Discussion of Professor Stephenson's paper:

RUSSELL: To the foreign language groups may be added the Spanish group in the Southwest, which, since it was there even before the Pilgrims landed, may have had a greater influence on American English than later arrivals. Also the French group in Louisiana might be mentioned.

KURATH: How much definite information is available regarding the history of the population, for example, of Virginia, or of Ohio? STEPHENSON: There is no dearth of material. For the older states a great mass of secondary material exists, and everywhere there are census and parish records.

KURATH: To what extent have historians digested such records; and county histories?

STEPHENSON: County histories are in general too inaccurate to be used, except critically and with other material as a check. The Wisconsin records have been so sifted.

KRAPP: In New England and the South practically no definite information exists regarding the history of the population up to 1800. It would be a tremendous task to get together the sources of information, as nothing of the sort has been done. Orbeck made a start in several communities of New England. It should not be attempted in connection with the Speech Atlas.

ROEDDER: There is a close relation between history and linguistic geography. In Wisconsin, the various sections were settled from different parts of Germany and from Switzerland. In Green county, settled by Swiss, the oldest generation spoke unadulterated old Bernese; a sort of koiné is used by the second generation; the third generation use a more literary form of German, and the youngest generation speak almost entirely English. The exact provenience of the various groups must be considered, as Low German would have a different effect on English from that exercised by High German. KURATH: How many historians are actively interested in the history of population?
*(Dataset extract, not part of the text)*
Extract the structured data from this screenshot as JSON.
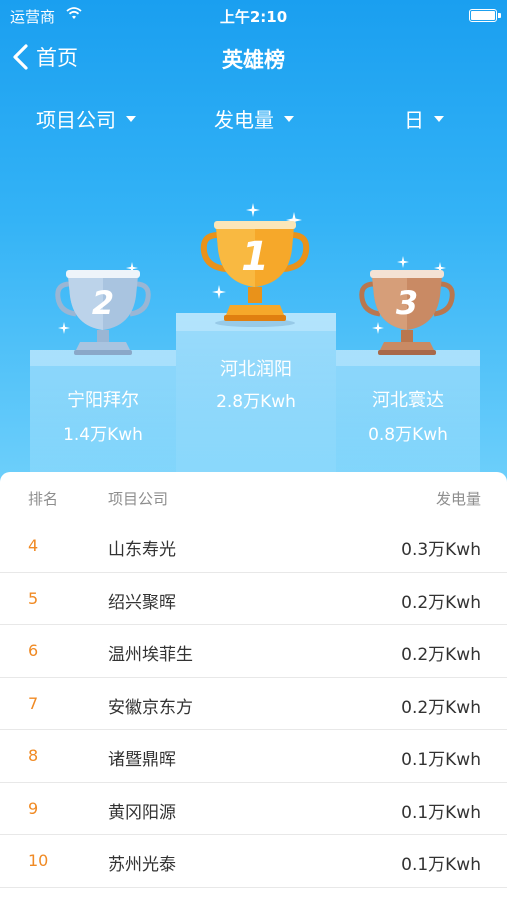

Is there any history of population which gives definite figures rather than the usual generalities regarding the provenience of the population? Is there any work of this sort in progress? It would be of great help to the linguists in choosing representative communities for the study of dialect.

STEPHENSON: No comprehensive study has been made. There are histories of some stocks. The more recent works have bibliographies, through which one could reach approximations, and no more can be hoped for.

KNOTT: This paper is a challenge to directors of graduate students' research. Minute studies of single communities would be valuable. It is important to study three generations of speakers in any given

community.

PAULLIN: There are the following sources of information as to population in the Southern States: (1) County histories for about one-third of the counties; these are scrappy, never more than fair; (2) histories of cities, somewhat better; (3) the Federal Census, useful for family names; (4) foreign archives.